Ten minutes later the secret of Sam Tûk’s cellar was unmasked. The place was empty, and the subterranean door locked; but it succumbed to the persistent attacks of axe and crowbar, and Seton Pasha was the first of the party to enter the vault. It was laden with chemical fumes....

He found there an aged Chinaman, dead, seated by a stove in which the fire had burned very low. Sprawling across the old man’s knees was the body of a raven. Lying at his feet was a woman, lithe, contorted, the face half hidden in masses of bright red hair.

“End case near the door!” rapped the voice of Kerry. “Slides to the left!”

Seton Pasha vaulted over the counter, drew the shelves aside, and entered the inner room.

By the dim light of a lantern burning upon a moorish coffee-table he discerned an untidy bed, upon which a second woman lay, pallid.

“God!” he muttered; “this place is a morgue!”

“It certainly isn’t healthy!” said an irritable voice from the floor. “But I think I might survive it if you could spare a second to untie me.”

Kerry’s extensive practice in chewing and the enormous development of his maxillary muscles had stood him in good stead. His keen, strong teeth had bitten through the extemporized gag, and as a result the tension of the handkerchief which had held it in place had become relaxed, enabling him to rid himself of it and to spit out the fragments of filthy-tasting wood which the biting operation had left in his mouth.

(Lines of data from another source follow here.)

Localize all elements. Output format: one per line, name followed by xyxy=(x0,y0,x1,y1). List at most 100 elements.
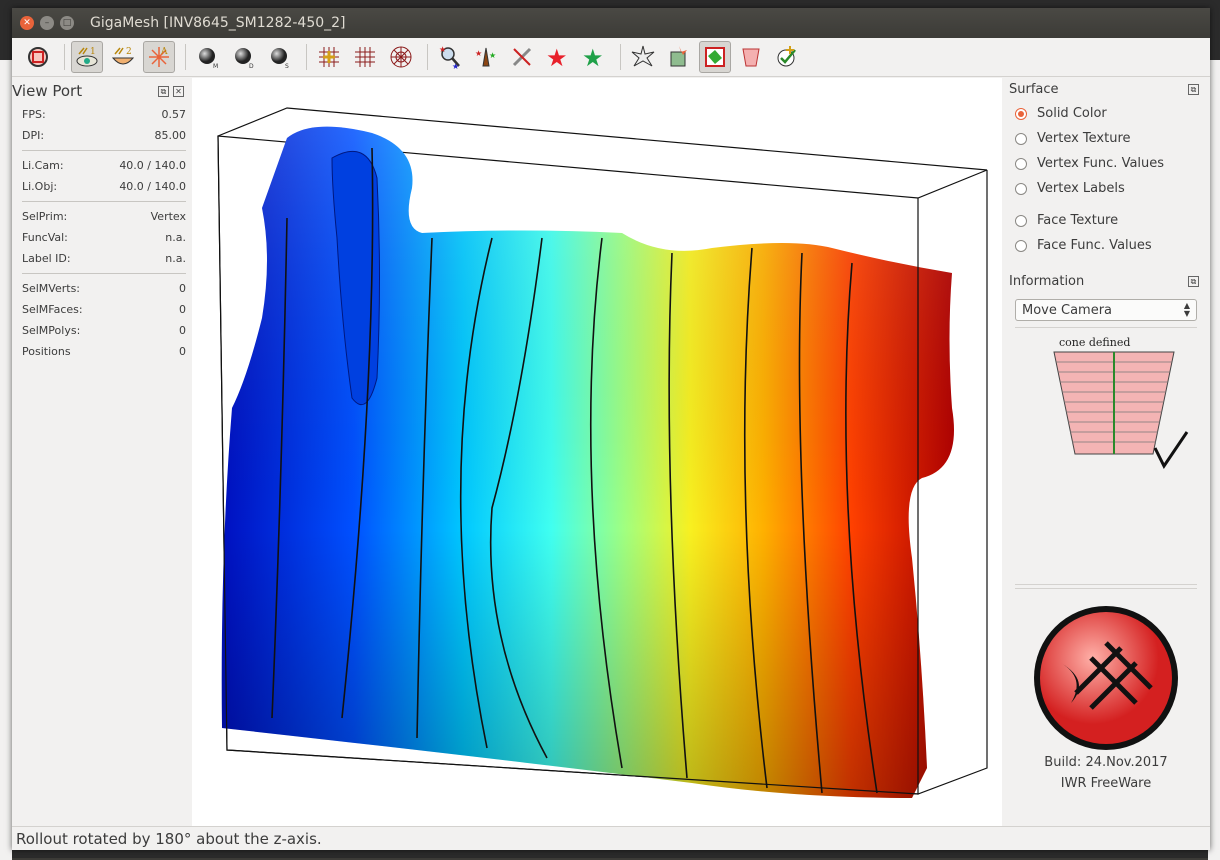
toolbar-separator xyxy=(306,44,307,70)
radio-button-icon[interactable] xyxy=(1015,107,1027,120)
stat-value: 0 xyxy=(179,282,186,295)
mode-select-value: Move Camera xyxy=(1022,302,1113,318)
float-dock-icon[interactable]: ⧉ xyxy=(1188,84,1199,95)
check-plus-button[interactable] xyxy=(771,41,803,73)
stat-value: 0.57 xyxy=(161,108,187,121)
radio-button-icon[interactable] xyxy=(1015,214,1027,227)
camera-target-icon xyxy=(28,47,48,67)
pen-cross-button[interactable] xyxy=(506,41,538,73)
stat-row: Positions 0 xyxy=(12,341,190,362)
stat-label: SelMPolys: xyxy=(22,324,81,337)
magnify-stars-icon: ★★ xyxy=(439,45,460,70)
float-dock-icon[interactable]: ⧉ xyxy=(1188,276,1199,287)
information-title: Information xyxy=(1009,274,1085,289)
radio-button-icon[interactable] xyxy=(1015,239,1027,252)
burst-button[interactable] xyxy=(627,41,659,73)
radio-button-icon[interactable] xyxy=(1015,132,1027,145)
logo-area xyxy=(1007,603,1205,753)
stat-label: Label ID: xyxy=(22,252,71,265)
bowl-2-button[interactable]: 2 xyxy=(107,41,139,73)
cup-button[interactable] xyxy=(735,41,767,73)
stat-row: SelPrim: Vertex xyxy=(12,206,190,227)
radio-face-texture[interactable]: Face Texture xyxy=(1007,208,1205,233)
divider xyxy=(22,150,186,151)
stat-label: FPS: xyxy=(22,108,46,121)
gigamesh-logo-icon xyxy=(1034,606,1178,750)
star-a-button[interactable]: A xyxy=(143,41,175,73)
radio-face-func-values[interactable]: Face Func. Values xyxy=(1007,233,1205,258)
radio-label: Vertex Labels xyxy=(1037,181,1125,196)
radio-label: Face Texture xyxy=(1037,213,1119,228)
stat-label: SelMVerts: xyxy=(22,282,81,295)
radio-vertex-texture[interactable]: Vertex Texture xyxy=(1007,126,1205,151)
radio-button-icon[interactable] xyxy=(1015,182,1027,195)
polar-grid-button[interactable] xyxy=(385,41,417,73)
eye-1-button[interactable]: 1 xyxy=(71,41,103,73)
radio-button-icon[interactable] xyxy=(1015,157,1027,170)
radio-vertex-labels[interactable]: Vertex Labels xyxy=(1007,176,1205,201)
surface-dock-header: Surface ⧉ xyxy=(1007,76,1205,101)
stat-row: DPI: 85.00 xyxy=(12,125,190,146)
stat-value: n.a. xyxy=(165,252,186,265)
svg-text:★: ★ xyxy=(489,51,496,60)
divider xyxy=(1015,584,1197,589)
camera-target-button[interactable] xyxy=(22,41,54,73)
red-star-button[interactable]: ★ xyxy=(542,41,574,73)
maximize-window-button[interactable]: □ xyxy=(60,16,74,30)
cube-burst-button[interactable] xyxy=(663,41,695,73)
mesh-rollout-render[interactable] xyxy=(192,78,1002,826)
svg-text:★: ★ xyxy=(475,49,482,58)
stat-value: 0 xyxy=(179,303,186,316)
stat-row: FPS: 0.57 xyxy=(12,104,190,125)
sphere-d-button[interactable]: D xyxy=(228,41,260,73)
mode-select[interactable]: Move Camera ▲ ▼ xyxy=(1015,299,1197,321)
radio-vertex-func-values[interactable]: Vertex Func. Values xyxy=(1007,151,1205,176)
sphere-m-icon: M xyxy=(199,48,218,70)
background-editor-left xyxy=(0,60,12,860)
3d-viewport[interactable] xyxy=(192,78,1002,826)
toolbar-separator xyxy=(64,44,65,70)
stat-row: SelMPolys: 0 xyxy=(12,320,190,341)
radio-solid-color[interactable]: Solid Color xyxy=(1007,101,1205,126)
grid-plus-button[interactable] xyxy=(313,41,345,73)
svg-text:★: ★ xyxy=(546,44,568,70)
svg-text:★: ★ xyxy=(582,44,604,70)
close-window-button[interactable]: ✕ xyxy=(20,16,34,30)
stat-label: Positions xyxy=(22,345,71,358)
cup-icon xyxy=(742,48,760,67)
close-dock-icon[interactable]: ✕ xyxy=(173,85,184,97)
sphere-m-button[interactable]: M xyxy=(192,41,224,73)
magnify-stars-button[interactable]: ★ ★ xyxy=(434,41,466,73)
radio-label: Solid Color xyxy=(1037,106,1107,121)
window-title: GigaMesh [INV8645_SM1282-450_2] xyxy=(90,15,346,31)
title-bar: ✕ – □ GigaMesh [INV8645_SM1282-450_2] xyxy=(12,8,1210,38)
viewport-dock-title: View Port xyxy=(12,82,83,100)
stat-label: FuncVal: xyxy=(22,231,68,244)
float-dock-icon[interactable]: ⧉ xyxy=(158,85,169,97)
main-toolbar: 1 2 A M D S ★ ★ ★ ★ ★ ★ xyxy=(12,38,1210,77)
mesh-shading xyxy=(221,126,954,799)
stat-value: n.a. xyxy=(165,231,186,244)
stat-value: Vertex xyxy=(150,210,186,223)
cone-preview: cone defined xyxy=(1007,328,1205,488)
grid-plus-icon xyxy=(319,47,339,67)
sphere-s-button[interactable]: S xyxy=(264,41,296,73)
mesh-face-icon xyxy=(705,47,725,67)
green-star-button[interactable]: ★ xyxy=(578,41,610,73)
mesh-face-button[interactable] xyxy=(699,41,731,73)
viewport-dock-header: View Port ⧉ ✕ xyxy=(12,76,190,104)
right-dock: Surface ⧉ Solid Color Vertex Texture Ver… xyxy=(1007,76,1205,826)
stat-row: Label ID: n.a. xyxy=(12,248,190,269)
minimize-window-button[interactable]: – xyxy=(40,16,54,30)
figure-stars-button[interactable]: ★ ★ xyxy=(470,41,502,73)
stat-value: 0 xyxy=(179,345,186,358)
viewport-dock: View Port ⧉ ✕ FPS: 0.57 DPI: 85.00 Li.Cam:… xyxy=(12,76,190,826)
star-a-icon: A xyxy=(149,47,169,67)
stat-value: 85.00 xyxy=(154,129,187,142)
stat-row: Li.Cam: 40.0 / 140.0 xyxy=(12,155,190,176)
stat-label: Li.Cam: xyxy=(22,159,64,172)
grid-button[interactable] xyxy=(349,41,381,73)
red-star-icon: ★ xyxy=(546,44,568,70)
grid-icon xyxy=(355,47,375,67)
stat-value: 40.0 / 140.0 xyxy=(119,159,186,172)
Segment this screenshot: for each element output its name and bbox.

Seton turned, stooped on one knee to release the captive... and found himself looking into the face of someone who sat crouched upon the divan behind the Chief Inspector. The figure was that of an oriental, richly robed. Long, slim, ivory hands rested upon his knees, and on the first finger of the right hand gleamed a big talismanic ring. But the face, surmounted by a white turban, was wonderful, arresting in its immobile intellectual beauty; and from under the heavy brows a pair of abnormally large eyes looked out hypnotically.